Determination of Cerebral Myeloperoxidase Levels by Immunohistochemistry
The brain sections as collected above were dewaxed and rehydrated, followed by a microwave antigen retrieval procedure. Endogenous peroxidase and nonspecific binding sites were blocked using 2% H2O2 in 60% methanol and 3% normal goat serum, respectively. The sections were then incubated with rabbit anti-myeloperoxidase (MPO) polyclonal IgG (1:100; Abcam, Cambridge, MA, USA) overnight at 4°C. After reacting sections with biotinylated anti-rabbit IgG, a Vectastain avidin-biotin complex (ABC) reagent and diaminobenzidine (DAB) kit were used to reveal the immunohistochemical reaction (Vector Labs, Burlingame, CA, USA). Normal rabbit IgG was used as a primary antibody for the negative control.

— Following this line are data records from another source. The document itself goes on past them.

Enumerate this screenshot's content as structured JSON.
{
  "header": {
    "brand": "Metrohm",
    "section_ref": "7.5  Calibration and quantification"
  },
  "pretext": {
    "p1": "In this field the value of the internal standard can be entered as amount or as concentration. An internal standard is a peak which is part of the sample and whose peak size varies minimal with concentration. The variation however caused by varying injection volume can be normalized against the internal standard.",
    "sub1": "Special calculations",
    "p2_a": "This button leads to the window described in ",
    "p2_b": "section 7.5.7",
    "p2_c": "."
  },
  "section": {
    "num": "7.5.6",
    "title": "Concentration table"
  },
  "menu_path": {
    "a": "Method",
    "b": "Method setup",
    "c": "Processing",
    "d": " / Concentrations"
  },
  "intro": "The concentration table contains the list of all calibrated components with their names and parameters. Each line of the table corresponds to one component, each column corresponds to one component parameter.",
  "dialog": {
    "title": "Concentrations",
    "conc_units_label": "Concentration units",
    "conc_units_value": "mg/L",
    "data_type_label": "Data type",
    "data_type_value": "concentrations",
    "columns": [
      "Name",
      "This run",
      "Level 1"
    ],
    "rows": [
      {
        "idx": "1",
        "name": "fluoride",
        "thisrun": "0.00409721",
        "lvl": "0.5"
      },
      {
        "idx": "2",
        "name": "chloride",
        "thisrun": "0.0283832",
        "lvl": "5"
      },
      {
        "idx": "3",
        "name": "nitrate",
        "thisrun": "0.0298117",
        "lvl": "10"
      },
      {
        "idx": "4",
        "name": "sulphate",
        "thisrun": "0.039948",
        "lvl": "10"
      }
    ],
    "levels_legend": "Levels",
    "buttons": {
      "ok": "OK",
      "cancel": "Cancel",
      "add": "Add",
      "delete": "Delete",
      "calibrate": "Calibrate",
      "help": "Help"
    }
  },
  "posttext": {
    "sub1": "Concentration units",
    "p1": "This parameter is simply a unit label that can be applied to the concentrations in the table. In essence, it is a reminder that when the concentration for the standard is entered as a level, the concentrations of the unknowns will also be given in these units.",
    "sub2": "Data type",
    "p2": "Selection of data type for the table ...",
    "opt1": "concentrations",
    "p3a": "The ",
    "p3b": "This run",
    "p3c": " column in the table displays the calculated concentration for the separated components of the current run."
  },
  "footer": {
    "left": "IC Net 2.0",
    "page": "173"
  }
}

Measurement of MPO Activity
Brain samples were longitudinally cut along the middle line. MPO activity in the ischemic side of the brain was analyzed separately by using a peroxidase-catalyzed reaction, as described previously (29).
Assay of S100B and Lactate
Serum levels of S100B were measured through the use of enzyme-linked immunosorbent assay (ELISA) kits (Biovendor, Candler, NC, USA) according to manufacturer’s instructions. Serum levels of lactate were determined using assay kits (Pointe Scientific, Canton, MI, USA) and according to instructions provided by the manufacturer.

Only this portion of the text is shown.